EAGLE — Gov. Jared Polis said Friday a portion of Interstate 70 could be closed for another two to three days as firefighters battle a wildfire that has forced evacuations and scorched about 23 square miles in western Colorado.
“Literally, the flames are right on the edge of the highway,” Polis said during a news conference at the Eagle County Fairgrounds after meeting with the fire’s incident commander, The Vail Daily reported.
“They’re doing their best, and so far they have been successful in having one lane open for emergency access of fire vehicles and firefighting supplies and personnel,” he said.
The Grizzly Creek fire burning in a canyon east of Glenwood Springs has shut down a 57-mile portion of Interstate 70 for five days.
The closure of I-70, the state’s main east-west artery, has forced drivers headed across Colorado to take long detours. Colorado Highway 82 over Independence Pass near Aspen was closed Wednesday after heavy traffic on the sometimes narrow mountain road, which was not a recommended detour, created unsafe conditions. Multiple vehicles towing trailers became stuck on the pass.
The route reopened on Friday, but only in a limited capacity.
“It’s kind of like a game of whack-a-mole,” said Amber Barrett, a spokeswoman for the Eagle County Sheriff’s Office. “You close one road, and another one becomes a problem.”
Officials are encouraging people not to travel west on I-70 this weekend.
The blaze is the top priority wildfire in the country because of the I-70 shutdown, which has strained local and regional supply chains.
The fire also burned through the area of Hanging Lake, one of Colorado’s most popular and visited natural attractions. Officials were able to fly over the area on Friday to inspect it.
“We’re happy to report that the main front and the most intense part of the fire did not seem to impact Hanging Lake or the immediate area,” said Scott Fitzwilliams, supervisor of the White River National Forest, during a briefing Friday evening.
Fitzwilliams said, however, that the broader area surrounding the lake was exposed to intense heat and burning. He said it will be some time before the full impacts of the blaze on the landmark are known.
“We won’t know for awhile what the long-term impacts (are) because Hanging Lake is more about the whole hydrology of the area,” he said. “But, for now, we’re feeling good.”
Some homes east of Glenwood Springs have been evacuated, and residents in other areas have been told to be prepared to leave if the fire intensifies.
Polis said the fire is burning mostly on U.S. Forest Service land, but it has also scorched several hundred acres of federal public land managed by the Bureau of Land Management.

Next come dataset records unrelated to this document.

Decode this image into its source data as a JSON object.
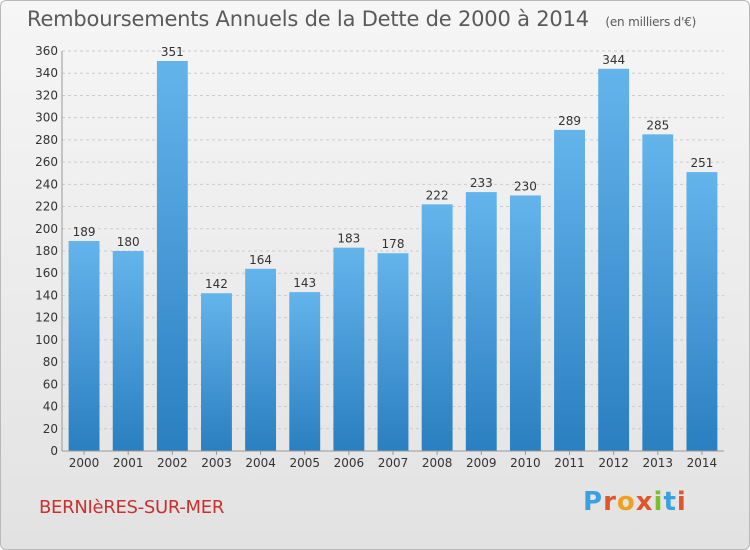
{
  "header": {
    "title": "Remboursements Annuels de la Dette de 2000 à 2014",
    "unit": "(en milliers d'€)"
  },
  "footer": {
    "city": "BERNIèRES-SUR-MER",
    "logo": {
      "letters": [
        {
          "char": "P",
          "color": "#3aa0e0"
        },
        {
          "char": "r",
          "color": "#e0562a"
        },
        {
          "char": "o",
          "color": "#f0a020"
        },
        {
          "char": "x",
          "color": "#e0562a"
        },
        {
          "char": "i",
          "color": "#7bbf2a"
        },
        {
          "char": "t",
          "color": "#3aa0e0"
        },
        {
          "char": "i",
          "color": "#e0562a"
        }
      ]
    }
  },
  "colors": {
    "bar_top": "#64b4ec",
    "bar_bottom": "#2a7fc0",
    "grid": "#cccccc",
    "axis_text": "#333333",
    "label_text": "#333333"
  },
  "chart_data": {
    "type": "bar",
    "title": "Remboursements Annuels de la Dette de 2000 à 2014",
    "xlabel": "",
    "ylabel": "",
    "ylim": [
      0,
      360
    ],
    "ytick_step": 20,
    "grid": true,
    "categories": [
      "2000",
      "2001",
      "2002",
      "2003",
      "2004",
      "2005",
      "2006",
      "2007",
      "2008",
      "2009",
      "2010",
      "2011",
      "2012",
      "2013",
      "2014"
    ],
    "values": [
      189,
      180,
      351,
      142,
      164,
      143,
      183,
      178,
      222,
      233,
      230,
      289,
      344,
      285,
      251
    ]
  }
}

Homes have also been evacuated by a wildfire that was started by lightning on July 31 north of Grand Junction. The Pine Gulch fire had grown to nearly 115 square miles and was 7 percent contained as of Friday.
The Pine Gulch blaze is now the fourth largest in Colorado history.
The Cameron Peak fire west of Fort Collins, which ignited on Thursday, has burned more than 4,500 acres. It, too, has prompted evacuations and led to the closure of Colorado 14.
On Friday officials announced that a fourth major wildfire had sparked in Colorado. The Williams Forks blaze is burning on more than 800 acres just south of Parshall in Grand County.
The fire is near the Henderson Mill, an important economic driver for Grand and Clear Creek counties that tied to the Henderson Mine in Empire.
The Williams Forks fire has prompted the evacuation of two campgrounds. A number of aerial firefighting resources were being directed to the fire on fire.